La Music Session #53 de Bizarrap y Shakira en la que la cantante colombiana acusa a su expareja Gerard Piqué de haber cambiado un "Ferrari por un Twingo" y un "Rolex por un Casio", fue una oportunidad de las marcas para posicionarse y aprovechar esa aparición en los medios y las redes para ampliar su público. De hecho, son las marcas de lujo aquellas que, con los cambios, sociales, buscan atraer a un público cada vez más joven. 

En ese contexto, Argentina no es la excepción. El país se convirtió "en el segundo mercado de lujo más grande de Latinoamérica, con un amplio desarrollo comercial después de México", según destacó Ernesto Kohen, presidente de la Cámara de Comercio Suizo Argentina, quien aseguró que "esa tendencia seguirá creciendo en 2023 y durante el resto de la década hasta 2030".

Kohen explicó que los objetos de lujo fueron obtenidos históricamente como "símbolo de posicionamiento social, reserva de valor o como un activo de atesoramiento" y cuyo target eran las personas mayores de 50 años con una carrera ya instalada.

Sin embargo, las sociedades cambian e internet, las comunicaciones y el comercio electrónico hicieron que cada vez más jóvenes miraran con cariño este tipo de artículos que van desde ropa de marca, relojes y joyas, hasta autos, según la capacidad de compra de cada uno. 

Además, otros artistas populares entre los menores de 30 años con un estilo más urbano mencionan marcas de primer nivel en sus canciones e incluso las lucen en su vida diaria.  Tener un mayor poder adquisitivo al tener éxito en la música, les permite gastar su dinero en objetos que en otras circunstancias les serían imposibles de comprar y su público lo ve. 
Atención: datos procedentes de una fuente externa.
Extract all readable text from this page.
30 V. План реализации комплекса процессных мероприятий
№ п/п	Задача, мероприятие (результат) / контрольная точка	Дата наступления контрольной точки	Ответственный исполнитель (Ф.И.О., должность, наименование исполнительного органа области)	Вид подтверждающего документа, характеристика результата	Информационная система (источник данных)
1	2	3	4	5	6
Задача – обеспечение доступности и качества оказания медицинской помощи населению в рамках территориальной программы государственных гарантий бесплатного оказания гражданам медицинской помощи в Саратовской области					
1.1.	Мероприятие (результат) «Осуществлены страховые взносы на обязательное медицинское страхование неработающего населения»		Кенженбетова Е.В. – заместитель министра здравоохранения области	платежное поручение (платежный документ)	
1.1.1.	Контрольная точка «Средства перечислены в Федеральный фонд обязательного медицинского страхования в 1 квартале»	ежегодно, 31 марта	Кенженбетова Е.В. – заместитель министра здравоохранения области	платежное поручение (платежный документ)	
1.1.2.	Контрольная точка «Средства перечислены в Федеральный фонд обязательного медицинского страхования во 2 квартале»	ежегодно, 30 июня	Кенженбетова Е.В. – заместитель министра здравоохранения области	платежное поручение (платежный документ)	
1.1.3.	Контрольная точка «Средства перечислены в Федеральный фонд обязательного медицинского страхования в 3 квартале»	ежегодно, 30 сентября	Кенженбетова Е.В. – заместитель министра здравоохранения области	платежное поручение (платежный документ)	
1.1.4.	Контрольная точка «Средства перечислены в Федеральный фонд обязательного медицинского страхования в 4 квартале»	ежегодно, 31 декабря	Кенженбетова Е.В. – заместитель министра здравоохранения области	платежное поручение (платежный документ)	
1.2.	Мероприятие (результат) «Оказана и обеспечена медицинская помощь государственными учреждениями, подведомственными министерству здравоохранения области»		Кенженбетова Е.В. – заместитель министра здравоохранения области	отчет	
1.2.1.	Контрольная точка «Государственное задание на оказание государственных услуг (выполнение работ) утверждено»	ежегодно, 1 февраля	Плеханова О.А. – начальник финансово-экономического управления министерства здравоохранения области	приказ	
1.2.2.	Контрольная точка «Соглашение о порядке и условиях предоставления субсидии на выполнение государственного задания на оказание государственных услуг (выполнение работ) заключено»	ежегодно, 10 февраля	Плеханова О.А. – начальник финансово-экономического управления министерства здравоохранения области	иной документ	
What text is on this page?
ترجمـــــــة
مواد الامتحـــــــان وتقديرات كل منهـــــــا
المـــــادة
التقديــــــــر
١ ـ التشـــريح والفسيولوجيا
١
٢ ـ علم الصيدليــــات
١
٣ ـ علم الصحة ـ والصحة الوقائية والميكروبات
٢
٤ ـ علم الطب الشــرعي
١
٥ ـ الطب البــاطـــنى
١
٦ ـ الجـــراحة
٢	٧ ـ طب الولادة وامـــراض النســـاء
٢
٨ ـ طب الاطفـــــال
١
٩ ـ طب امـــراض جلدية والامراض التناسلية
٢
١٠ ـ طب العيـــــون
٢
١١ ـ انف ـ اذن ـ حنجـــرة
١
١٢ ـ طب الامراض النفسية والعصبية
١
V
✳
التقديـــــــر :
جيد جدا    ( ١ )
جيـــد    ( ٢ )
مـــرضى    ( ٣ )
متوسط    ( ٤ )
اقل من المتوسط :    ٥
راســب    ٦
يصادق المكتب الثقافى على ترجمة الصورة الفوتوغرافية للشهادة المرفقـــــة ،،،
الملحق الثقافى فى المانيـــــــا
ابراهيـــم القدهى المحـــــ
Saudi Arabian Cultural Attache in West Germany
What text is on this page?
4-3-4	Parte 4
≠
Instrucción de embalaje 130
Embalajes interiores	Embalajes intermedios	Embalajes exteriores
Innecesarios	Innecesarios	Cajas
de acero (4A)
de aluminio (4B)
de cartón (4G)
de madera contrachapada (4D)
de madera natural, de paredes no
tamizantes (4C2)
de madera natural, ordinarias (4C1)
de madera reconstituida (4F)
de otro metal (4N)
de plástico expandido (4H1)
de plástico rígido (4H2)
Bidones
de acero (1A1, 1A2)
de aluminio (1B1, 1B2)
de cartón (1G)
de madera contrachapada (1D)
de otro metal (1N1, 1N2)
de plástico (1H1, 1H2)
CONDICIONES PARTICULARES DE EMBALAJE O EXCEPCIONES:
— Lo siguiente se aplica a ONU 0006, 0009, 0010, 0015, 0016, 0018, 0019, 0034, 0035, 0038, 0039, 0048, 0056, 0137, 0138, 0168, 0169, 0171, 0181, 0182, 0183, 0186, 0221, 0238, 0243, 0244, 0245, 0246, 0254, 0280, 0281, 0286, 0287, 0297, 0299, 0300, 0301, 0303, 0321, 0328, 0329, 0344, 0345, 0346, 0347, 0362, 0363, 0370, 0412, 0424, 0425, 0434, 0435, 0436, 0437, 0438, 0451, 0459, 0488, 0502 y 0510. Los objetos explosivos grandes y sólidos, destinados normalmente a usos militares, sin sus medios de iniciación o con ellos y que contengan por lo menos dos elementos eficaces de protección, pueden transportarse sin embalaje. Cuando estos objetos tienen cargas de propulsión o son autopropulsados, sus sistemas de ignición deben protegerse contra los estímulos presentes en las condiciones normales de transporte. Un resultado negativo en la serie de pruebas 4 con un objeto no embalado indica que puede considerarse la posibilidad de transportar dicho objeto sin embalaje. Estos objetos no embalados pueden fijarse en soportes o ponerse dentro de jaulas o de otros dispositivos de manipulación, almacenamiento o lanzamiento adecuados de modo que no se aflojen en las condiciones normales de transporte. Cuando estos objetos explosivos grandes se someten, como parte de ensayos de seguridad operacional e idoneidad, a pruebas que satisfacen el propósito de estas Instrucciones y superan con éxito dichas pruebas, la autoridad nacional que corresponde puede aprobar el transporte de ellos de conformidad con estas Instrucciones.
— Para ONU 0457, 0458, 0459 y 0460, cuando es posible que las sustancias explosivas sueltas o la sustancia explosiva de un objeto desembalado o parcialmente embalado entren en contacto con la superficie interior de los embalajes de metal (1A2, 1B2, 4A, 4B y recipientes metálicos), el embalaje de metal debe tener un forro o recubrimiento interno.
Sin embargo, no es necesario ser una figura del trap o el reggaetón para obtener cosas lujosas. "Un ejemplo de esto es el cambio de poder adquisitivo de los jóvenes que trabajan para el exterior, que cobran en moneda extranjera y, de pronto, se convirtieron en clientes de marcas de lujo. Ellos disfrutan de ese capital, no para mostrar su riqueza, sino para mostrar su personalidad y beneficiarse de la imagen de marca", explicó Kohen, quien también es presidente del Grupo Grupo Chronex (representante en el país de las marcas de relojes Omega, Piaget y Raymond Weil).

A su criterio, el nuevo consumo en jóvenes "no habla de precios, sino de estilos de vida y nuevas experiencias".

"Los jóvenes consumidores están mucho más centrados en las piezas que eligen para sentir la experiencia, y los valores que estas representan. Esto los vuelve más exigentes bajo una búsqueda de personalización", subrayó. 

Jóvenes y marcas de lujo, una búsqueda de mercado 

Kohen reconoció que "con la llegada de las redes sociales y los influencers el trabajo comunicacional cambió y evolucionó, por lo que las empresas deben adaptarse a esta transformación".

En ese sentido destacó que las nuevas plataformas se convirtieron en una "fuerza extra para muchas marcas de lujo" que encuentran en los influencers una "forma de abrirse y llegar al público joven sin mayores riesgos", ya sean estrellas de la red o directamente, los artistas de música urbana. 

"Esta nueva forma de hacer marketing de lujo posibilita a las marcas de alta gama promocionar sus artículos de una manera muy auténtica. Sin perjudicar su personalidad y su tono, impulsan a la vez su engagement y su relevancia dentro de sus nichos y audiencias", aseguró el presidente de la Cámara Comercio Suizo Argentina.  

No obstante, el empresario destacó que la salida de la pandemia del coronavirus, con un crecimiento exponencial del comercio electrónico, y el perfil de edad más joven de los consumidores "cambiaron las percepciones", ya que "los comercios tradicionales están destinados a adaptarse y a utilizar todos los canales de venta existentes". 

"Para los nuevos consumidores el producto es también la experiencia, tanto en el proceso de compra como en su propio uso", concluyó.